In the 1992 season, the Dutchman netted with aplomb for Barcelona during their Champions Cup final game against Sampdoria. Koeman’s bullet of a shot flew into the net with a speed of 188 km/h.
#3 Steven Reid – 189 km/h
189 km/h! Incredible as it sounds, that was the measured speed with which Steven Reid’s shot flew into the net against Wigan Athletic. Then playing for Blackburn Rovers, the right-back scored one of the most iconic goals in the Premier League.
It was a strike that got fans talking for weeks, with some even joking that, had the shot touched the Wigan goalkeeper, it could have sent him into a coma. Nowadays, Reid has taken to coaching, where he is part of the backroom staff of the Scotland national team.
However, there was a time when he was blazing the Premier League, and he currently sits as the player with the third fastest shot in football history.
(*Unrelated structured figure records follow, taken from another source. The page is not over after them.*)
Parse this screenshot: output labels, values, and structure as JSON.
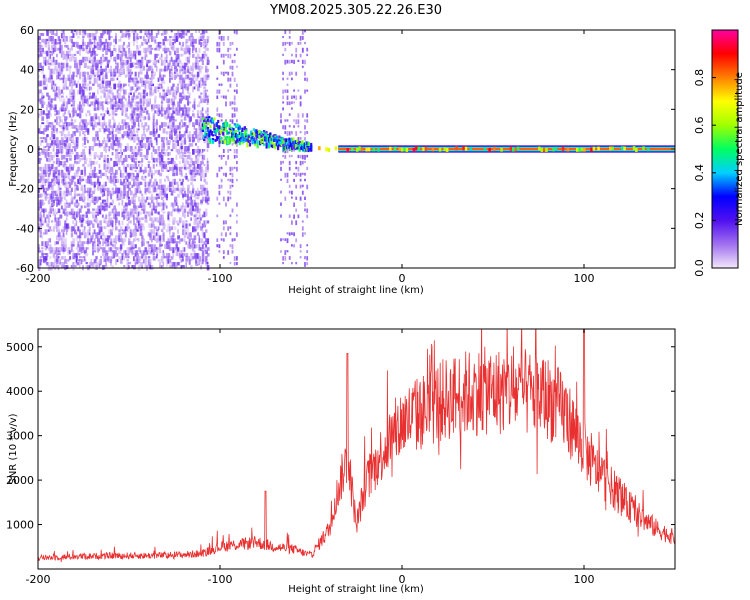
{
  "chart_data": [
    {
      "type": "heatmap",
      "title": "YM08.2025.305.22.26.E30",
      "xlabel": "Height of straight line (km)",
      "ylabel": "Frequency (Hz)",
      "xlim": [
        -200,
        150
      ],
      "ylim": [
        -60,
        60
      ],
      "xticks": [
        -200,
        -100,
        0,
        100
      ],
      "yticks": [
        -60,
        -40,
        -20,
        0,
        20,
        40,
        60
      ],
      "colorbar": {
        "label": "Normalized spectral amplitude",
        "range": [
          0.0,
          1.0
        ],
        "ticks": [
          "0.0",
          "0.2",
          "0.4",
          "0.6",
          "0.8"
        ],
        "colors": [
          "#f2e6fa",
          "#a070f0",
          "#5010f0",
          "#0000ff",
          "#00d0ff",
          "#00ff60",
          "#a0ff00",
          "#ffff00",
          "#ff8000",
          "#ff0000",
          "#ff00a0"
        ]
      },
      "features": [
        {
          "x_range": [
            -200,
            -107
          ],
          "freq_range": [
            -60,
            60
          ],
          "amplitude": 0.08,
          "description": "scattered weak energy"
        },
        {
          "x_range": [
            -110,
            -50
          ],
          "freq_range": [
            -5,
            12
          ],
          "amplitude": 0.35,
          "description": "band converging to 0 Hz"
        },
        {
          "x_range": [
            -50,
            150
          ],
          "freq_range": [
            0,
            0
          ],
          "amplitude": 0.9,
          "description": "strong line at 0 Hz"
        }
      ]
    },
    {
      "type": "line",
      "xlabel": "Height of straight line (km)",
      "ylabel": "SNR (10 * v/v)",
      "xlim": [
        -200,
        150
      ],
      "ylim": [
        0,
        5400
      ],
      "xticks": [
        -200,
        -100,
        0,
        100
      ],
      "yticks": [
        1000,
        2000,
        3000,
        4000,
        5000
      ],
      "series": [
        {
          "name": "SNR",
          "color": "#e83030",
          "x": [
            -200,
            -180,
            -160,
            -140,
            -120,
            -110,
            -100,
            -90,
            -80,
            -70,
            -60,
            -50,
            -40,
            -35,
            -30,
            -25,
            -20,
            -15,
            -10,
            -5,
            0,
            10,
            20,
            30,
            40,
            50,
            60,
            70,
            80,
            90,
            95,
            100,
            105,
            110,
            120,
            130,
            140,
            150
          ],
          "values": [
            250,
            280,
            300,
            300,
            320,
            350,
            500,
            550,
            600,
            500,
            450,
            300,
            900,
            1800,
            2500,
            1000,
            1900,
            2300,
            2700,
            3000,
            3300,
            3500,
            3750,
            3900,
            4000,
            4000,
            4000,
            3950,
            3850,
            3500,
            3100,
            2700,
            2300,
            2100,
            1600,
            1200,
            900,
            700
          ],
          "peaks": [
            {
              "x": -30,
              "value": 4850
            },
            {
              "x": 100,
              "value": 5400
            },
            {
              "x": -75,
              "value": 1750
            }
          ]
        }
      ]
    }
  ]
}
#2 Arjen Robben – 190 km/h
Arjen Robben himself would be the first to admit that his time at Real Madrid was not the best. The Dutchman definitely enjoyed better success at Chelsea and Bayern Munich than he did at the Bernabeu.
The flying winger recently retired from football, having won it all at club level. And his goal against Borussia Dortmund in one friendly game puts him second on the list of players to have hit the fastest shots in football history.
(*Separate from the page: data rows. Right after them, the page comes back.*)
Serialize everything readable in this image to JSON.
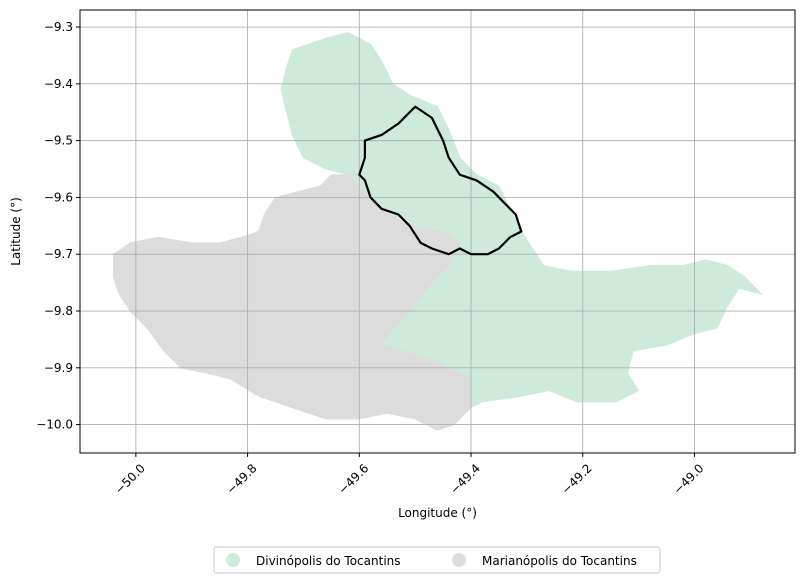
{
  "chart_data": {
    "type": "map",
    "xlabel": "Longitude (°)",
    "ylabel": "Latitude (°)",
    "xlim": [
      -50.1,
      -48.82
    ],
    "ylim": [
      -10.05,
      -9.27
    ],
    "x_ticks": [
      -50.0,
      -49.8,
      -49.6,
      -49.4,
      -49.2,
      -49.0
    ],
    "x_tick_labels": [
      "−50.0",
      "−49.8",
      "−49.6",
      "−49.4",
      "−49.2",
      "−49.0"
    ],
    "y_ticks": [
      -9.3,
      -9.4,
      -9.5,
      -9.6,
      -9.7,
      -9.8,
      -9.9,
      -10.0
    ],
    "y_tick_labels": [
      "−9.3",
      "−9.4",
      "−9.5",
      "−9.6",
      "−9.7",
      "−9.8",
      "−9.9",
      "−10.0"
    ],
    "grid": true,
    "legend_position": "bottom-center",
    "regions": [
      {
        "name": "Divinópolis do Tocantins",
        "color": "#cdeadb",
        "outline": [
          [
            -49.74,
            -9.41
          ],
          [
            -49.73,
            -9.37
          ],
          [
            -49.72,
            -9.34
          ],
          [
            -49.69,
            -9.33
          ],
          [
            -49.66,
            -9.32
          ],
          [
            -49.62,
            -9.31
          ],
          [
            -49.58,
            -9.33
          ],
          [
            -49.56,
            -9.36
          ],
          [
            -49.54,
            -9.4
          ],
          [
            -49.51,
            -9.42
          ],
          [
            -49.46,
            -9.44
          ],
          [
            -49.44,
            -9.48
          ],
          [
            -49.42,
            -9.53
          ],
          [
            -49.39,
            -9.56
          ],
          [
            -49.35,
            -9.58
          ],
          [
            -49.33,
            -9.62
          ],
          [
            -49.31,
            -9.66
          ],
          [
            -49.29,
            -9.69
          ],
          [
            -49.27,
            -9.72
          ],
          [
            -49.22,
            -9.73
          ],
          [
            -49.15,
            -9.73
          ],
          [
            -49.08,
            -9.72
          ],
          [
            -49.02,
            -9.72
          ],
          [
            -48.98,
            -9.71
          ],
          [
            -48.94,
            -9.72
          ],
          [
            -48.91,
            -9.74
          ],
          [
            -48.88,
            -9.77
          ],
          [
            -48.92,
            -9.76
          ],
          [
            -48.94,
            -9.79
          ],
          [
            -48.96,
            -9.83
          ],
          [
            -49.0,
            -9.84
          ],
          [
            -49.05,
            -9.86
          ],
          [
            -49.11,
            -9.87
          ],
          [
            -49.12,
            -9.91
          ],
          [
            -49.1,
            -9.94
          ],
          [
            -49.14,
            -9.96
          ],
          [
            -49.21,
            -9.96
          ],
          [
            -49.26,
            -9.94
          ],
          [
            -49.31,
            -9.95
          ],
          [
            -49.38,
            -9.96
          ],
          [
            -49.4,
            -9.97
          ],
          [
            -49.4,
            -9.92
          ],
          [
            -49.46,
            -9.89
          ],
          [
            -49.52,
            -9.87
          ],
          [
            -49.56,
            -9.86
          ],
          [
            -49.54,
            -9.83
          ],
          [
            -49.51,
            -9.8
          ],
          [
            -49.47,
            -9.75
          ],
          [
            -49.44,
            -9.72
          ],
          [
            -49.42,
            -9.68
          ],
          [
            -49.45,
            -9.66
          ],
          [
            -49.51,
            -9.65
          ],
          [
            -49.56,
            -9.62
          ],
          [
            -49.59,
            -9.59
          ],
          [
            -49.62,
            -9.56
          ],
          [
            -49.66,
            -9.55
          ],
          [
            -49.7,
            -9.53
          ],
          [
            -49.72,
            -9.49
          ],
          [
            -49.73,
            -9.45
          ]
        ]
      },
      {
        "name": "Marianópolis do Tocantins",
        "color": "#dcdcdc",
        "outline": [
          [
            -50.04,
            -9.7
          ],
          [
            -50.01,
            -9.68
          ],
          [
            -49.96,
            -9.67
          ],
          [
            -49.9,
            -9.68
          ],
          [
            -49.85,
            -9.68
          ],
          [
            -49.81,
            -9.67
          ],
          [
            -49.78,
            -9.66
          ],
          [
            -49.77,
            -9.63
          ],
          [
            -49.75,
            -9.6
          ],
          [
            -49.71,
            -9.59
          ],
          [
            -49.67,
            -9.58
          ],
          [
            -49.65,
            -9.56
          ],
          [
            -49.62,
            -9.56
          ],
          [
            -49.59,
            -9.59
          ],
          [
            -49.56,
            -9.62
          ],
          [
            -49.51,
            -9.65
          ],
          [
            -49.45,
            -9.66
          ],
          [
            -49.42,
            -9.68
          ],
          [
            -49.44,
            -9.72
          ],
          [
            -49.47,
            -9.75
          ],
          [
            -49.51,
            -9.8
          ],
          [
            -49.54,
            -9.83
          ],
          [
            -49.56,
            -9.86
          ],
          [
            -49.52,
            -9.87
          ],
          [
            -49.46,
            -9.89
          ],
          [
            -49.4,
            -9.92
          ],
          [
            -49.4,
            -9.97
          ],
          [
            -49.43,
            -10.0
          ],
          [
            -49.46,
            -10.01
          ],
          [
            -49.5,
            -9.99
          ],
          [
            -49.55,
            -9.98
          ],
          [
            -49.6,
            -9.99
          ],
          [
            -49.66,
            -9.99
          ],
          [
            -49.72,
            -9.97
          ],
          [
            -49.78,
            -9.95
          ],
          [
            -49.83,
            -9.92
          ],
          [
            -49.87,
            -9.91
          ],
          [
            -49.92,
            -9.9
          ],
          [
            -49.95,
            -9.87
          ],
          [
            -49.98,
            -9.83
          ],
          [
            -50.01,
            -9.8
          ],
          [
            -50.03,
            -9.77
          ],
          [
            -50.04,
            -9.74
          ]
        ]
      }
    ],
    "highlight_boundary": [
      [
        -49.59,
        -9.5
      ],
      [
        -49.56,
        -9.49
      ],
      [
        -49.53,
        -9.47
      ],
      [
        -49.5,
        -9.44
      ],
      [
        -49.47,
        -9.46
      ],
      [
        -49.45,
        -9.5
      ],
      [
        -49.44,
        -9.53
      ],
      [
        -49.42,
        -9.56
      ],
      [
        -49.39,
        -9.57
      ],
      [
        -49.36,
        -9.59
      ],
      [
        -49.34,
        -9.61
      ],
      [
        -49.32,
        -9.63
      ],
      [
        -49.31,
        -9.66
      ],
      [
        -49.33,
        -9.67
      ],
      [
        -49.35,
        -9.69
      ],
      [
        -49.37,
        -9.7
      ],
      [
        -49.4,
        -9.7
      ],
      [
        -49.42,
        -9.69
      ],
      [
        -49.44,
        -9.7
      ],
      [
        -49.47,
        -9.69
      ],
      [
        -49.49,
        -9.68
      ],
      [
        -49.51,
        -9.65
      ],
      [
        -49.53,
        -9.63
      ],
      [
        -49.56,
        -9.62
      ],
      [
        -49.58,
        -9.6
      ],
      [
        -49.59,
        -9.57
      ],
      [
        -49.6,
        -9.56
      ],
      [
        -49.59,
        -9.53
      ]
    ],
    "legend": [
      {
        "label": "Divinópolis do Tocantins",
        "color": "#cdeadb"
      },
      {
        "label": "Marianópolis do Tocantins",
        "color": "#dcdcdc"
      }
    ]
  }
}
Robben hit his shot so fiercely that it left the Dortmund goalie rooted to his post, as the ball flew straight into the back of the net. The Dutchman is fondly remembered for his sweet curlers from his left foot, but this shot against Dortmund, measured at 190 km/h, was truly special.
#1 Ronny Heberson – 210 km/h
Ronny Heberson may never have had the opportunity to play for the Brazil national team, but he has certainly made his mark playing in his country and in Europe. The 33-year-old started his career at Corinthians and went on to play for Hertha Berlin and Sporting Lisbon.
And it was at the latter that he set the record for the fastest shot ever recorded in football history. In a league game against Associacao Naval de Maio, the defender scored from a shot at an incredible speed of 211 km/h.
It is a record that may never be broken, considering the fact that the ball flew into the net at a faster pace than the fastest train in the world.